Readers of this blog will be aware of my conclusion that the technical designers of the identity metasystem need to avoid architectural decisions which impose their prejudices on it. Instead we should provide the framework in which various kinds of technologically and operationally unrelated identity providers suitable to specific contexts can be selected by users who are effectively given ultimate freedom of choice.
This kind of technological freedom puts the levers of technology in the hands of citizens and thereby allows the normal processes of legal architecture to reach out into the newly evolving technology realms.
I trust that one day legal and techological architects will meet up to further discuss these issues.
Andrew Layman, who is one of the key forces behind the WS-* set of industry standards, asked me recently if taxonomically speaking there was an activity called “phraud” that encompassed both “phishing” and “pharming”. And I thought he was joking!
But the concept struck me as a simplifying principle that would clean up a lot of slideware, so I asked if I could attribute the new category to him. Then a couple of days later, he sent me this etymologically satisfying email:
“It is such an obvious joke that I doubted I was the first one to think of it, so I searched the web for “phraud” and discovered lots of hits, most of them ambiguous, but clearly I’m not the first person to use that word.
“Interestingly, I also think they shed some light on the plausible origins of the term “phishing.” It appears that in the subculture of people who like to steal services from the phone company and the like, it is conventional to substitute ‘ph’ for ‘f’ a lot. Probably originating from ‘phone freak’ becoming ‘phone phreak’ and thence to all similar transformations. So luring people, that is, fishing, would quickly become ‘phishing’.”
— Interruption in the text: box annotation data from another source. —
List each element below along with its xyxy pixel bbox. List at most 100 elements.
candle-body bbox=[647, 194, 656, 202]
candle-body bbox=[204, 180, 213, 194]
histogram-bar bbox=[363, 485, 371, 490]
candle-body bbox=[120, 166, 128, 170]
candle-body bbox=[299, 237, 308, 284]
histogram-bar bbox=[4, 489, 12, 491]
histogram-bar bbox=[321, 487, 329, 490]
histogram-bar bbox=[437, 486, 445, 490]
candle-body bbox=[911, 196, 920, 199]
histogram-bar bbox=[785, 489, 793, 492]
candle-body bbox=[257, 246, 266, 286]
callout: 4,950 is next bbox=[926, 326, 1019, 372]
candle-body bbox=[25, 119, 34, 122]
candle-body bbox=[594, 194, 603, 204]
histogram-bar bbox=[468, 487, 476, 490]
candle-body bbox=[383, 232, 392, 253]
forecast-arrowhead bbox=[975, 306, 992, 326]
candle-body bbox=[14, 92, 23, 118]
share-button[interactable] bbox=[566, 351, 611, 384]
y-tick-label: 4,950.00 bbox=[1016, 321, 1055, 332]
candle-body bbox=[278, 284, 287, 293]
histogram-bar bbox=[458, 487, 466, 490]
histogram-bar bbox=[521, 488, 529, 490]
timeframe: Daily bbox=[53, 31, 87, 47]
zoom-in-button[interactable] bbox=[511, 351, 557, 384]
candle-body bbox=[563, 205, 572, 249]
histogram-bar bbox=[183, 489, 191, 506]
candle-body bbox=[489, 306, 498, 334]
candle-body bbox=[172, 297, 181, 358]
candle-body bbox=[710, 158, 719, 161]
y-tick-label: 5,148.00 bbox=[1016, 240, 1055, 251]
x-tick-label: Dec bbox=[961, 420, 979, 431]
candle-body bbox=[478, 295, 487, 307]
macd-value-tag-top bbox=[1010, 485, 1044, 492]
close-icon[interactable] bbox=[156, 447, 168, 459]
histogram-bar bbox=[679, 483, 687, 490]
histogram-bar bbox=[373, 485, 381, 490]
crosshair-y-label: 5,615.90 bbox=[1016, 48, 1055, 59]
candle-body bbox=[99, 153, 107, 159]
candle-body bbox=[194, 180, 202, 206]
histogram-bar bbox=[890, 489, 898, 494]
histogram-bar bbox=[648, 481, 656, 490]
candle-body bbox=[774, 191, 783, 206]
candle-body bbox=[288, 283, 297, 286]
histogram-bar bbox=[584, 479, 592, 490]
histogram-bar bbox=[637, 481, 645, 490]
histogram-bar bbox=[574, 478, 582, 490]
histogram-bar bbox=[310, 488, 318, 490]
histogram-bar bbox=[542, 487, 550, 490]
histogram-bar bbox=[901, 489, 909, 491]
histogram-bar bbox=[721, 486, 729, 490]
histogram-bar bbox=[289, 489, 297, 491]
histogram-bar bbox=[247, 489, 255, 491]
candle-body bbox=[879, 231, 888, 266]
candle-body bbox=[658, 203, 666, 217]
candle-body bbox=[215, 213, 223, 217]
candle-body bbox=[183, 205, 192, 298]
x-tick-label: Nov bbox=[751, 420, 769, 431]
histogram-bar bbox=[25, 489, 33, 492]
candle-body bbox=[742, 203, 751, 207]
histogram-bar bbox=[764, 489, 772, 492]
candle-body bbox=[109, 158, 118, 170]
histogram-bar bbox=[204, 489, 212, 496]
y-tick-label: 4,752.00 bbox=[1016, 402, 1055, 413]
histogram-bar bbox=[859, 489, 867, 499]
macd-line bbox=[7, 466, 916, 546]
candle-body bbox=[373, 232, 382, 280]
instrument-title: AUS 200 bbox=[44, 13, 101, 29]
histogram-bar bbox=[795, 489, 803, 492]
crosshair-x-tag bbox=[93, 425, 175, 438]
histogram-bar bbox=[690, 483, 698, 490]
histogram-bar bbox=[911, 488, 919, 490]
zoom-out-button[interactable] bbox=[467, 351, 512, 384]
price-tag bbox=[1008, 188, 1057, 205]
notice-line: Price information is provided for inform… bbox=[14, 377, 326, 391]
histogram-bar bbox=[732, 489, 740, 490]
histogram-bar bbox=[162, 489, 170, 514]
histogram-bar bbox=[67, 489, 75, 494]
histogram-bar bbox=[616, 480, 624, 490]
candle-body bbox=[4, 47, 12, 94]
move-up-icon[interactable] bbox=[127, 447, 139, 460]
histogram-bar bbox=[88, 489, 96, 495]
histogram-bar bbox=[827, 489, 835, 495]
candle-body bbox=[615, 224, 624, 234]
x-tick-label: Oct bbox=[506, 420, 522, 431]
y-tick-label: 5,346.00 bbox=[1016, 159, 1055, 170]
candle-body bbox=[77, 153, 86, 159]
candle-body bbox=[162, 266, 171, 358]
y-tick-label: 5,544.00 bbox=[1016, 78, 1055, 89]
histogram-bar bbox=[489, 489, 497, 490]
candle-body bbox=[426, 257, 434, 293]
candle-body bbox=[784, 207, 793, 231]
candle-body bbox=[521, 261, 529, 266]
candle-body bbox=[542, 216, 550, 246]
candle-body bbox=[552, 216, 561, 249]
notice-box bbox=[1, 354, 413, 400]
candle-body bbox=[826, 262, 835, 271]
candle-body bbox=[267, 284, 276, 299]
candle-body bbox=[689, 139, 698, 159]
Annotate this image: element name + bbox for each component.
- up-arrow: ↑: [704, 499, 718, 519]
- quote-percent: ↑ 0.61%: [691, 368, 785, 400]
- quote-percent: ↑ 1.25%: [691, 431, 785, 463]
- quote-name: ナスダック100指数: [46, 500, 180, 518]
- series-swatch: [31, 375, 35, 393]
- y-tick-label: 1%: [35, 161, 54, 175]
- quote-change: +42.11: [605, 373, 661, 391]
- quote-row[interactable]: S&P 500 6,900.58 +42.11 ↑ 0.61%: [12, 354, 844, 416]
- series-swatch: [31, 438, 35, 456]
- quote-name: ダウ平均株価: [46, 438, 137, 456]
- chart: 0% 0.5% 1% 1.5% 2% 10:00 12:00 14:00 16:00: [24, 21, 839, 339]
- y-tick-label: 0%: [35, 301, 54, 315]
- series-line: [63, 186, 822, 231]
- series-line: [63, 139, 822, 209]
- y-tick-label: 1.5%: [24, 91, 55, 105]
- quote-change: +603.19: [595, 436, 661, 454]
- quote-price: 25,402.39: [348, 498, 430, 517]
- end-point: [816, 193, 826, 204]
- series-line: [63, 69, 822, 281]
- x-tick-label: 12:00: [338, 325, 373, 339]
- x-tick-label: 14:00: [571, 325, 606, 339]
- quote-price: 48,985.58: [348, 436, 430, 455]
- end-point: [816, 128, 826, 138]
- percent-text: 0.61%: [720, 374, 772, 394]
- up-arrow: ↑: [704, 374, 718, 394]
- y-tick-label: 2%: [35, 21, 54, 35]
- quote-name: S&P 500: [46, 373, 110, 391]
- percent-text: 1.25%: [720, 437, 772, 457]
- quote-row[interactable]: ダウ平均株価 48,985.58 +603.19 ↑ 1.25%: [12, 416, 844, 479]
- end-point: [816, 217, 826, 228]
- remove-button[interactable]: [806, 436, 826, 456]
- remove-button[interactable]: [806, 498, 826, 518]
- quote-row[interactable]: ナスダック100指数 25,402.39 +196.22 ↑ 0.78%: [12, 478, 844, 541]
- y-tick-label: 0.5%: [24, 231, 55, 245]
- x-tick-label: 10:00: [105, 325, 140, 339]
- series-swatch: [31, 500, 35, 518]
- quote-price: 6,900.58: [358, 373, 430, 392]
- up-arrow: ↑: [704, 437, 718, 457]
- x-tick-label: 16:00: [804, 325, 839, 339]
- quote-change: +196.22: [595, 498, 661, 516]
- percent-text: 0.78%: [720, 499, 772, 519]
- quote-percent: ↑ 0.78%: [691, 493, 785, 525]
I had actually had the same intuition. In fact I became sufficiently fascinated by the strange destinations associated with ‘phraud’ that I successfully avoided my growing pile of urgent tasks for several hours while exploring how far back its usage goes.
And then I hit the mother load. I mean a world where ‘Ph’ is hegemonic. A place where everyone has a ‘Ph’ D. Just look at this:
==Phrack Inc.==
Volume One, Issue Eight, Phile #2 of 9
==Phrack Pro-Phile V==
Written and Created by Taran King
June 25, 1986
Welcome to Phrack Pro-Phile V.Phrack Pro-Phile is created to bring information to you, the users, about old or highly important/controversial people. This month, I bring to you one of the most influential users of our times and of days of old…
An article on an identity system called (control yourselves) ISDN includes this quote from Mr. R., an AT&T supervisor:
“One of the controlling factors behind The Integrated Services Digital Network is the simple fact that AT&T, MCI, and other long distance companies are losing MILLIONS to Phone Phraud.”
Another “phile” which has not had the requisite cosmetic application of ‘Ph’ begins:
This file will detail the use of a rural junction box to fraud the phone company and make all the free phone calls you want to BBS or AE by.
Seems like Andrew hit the nail on the head.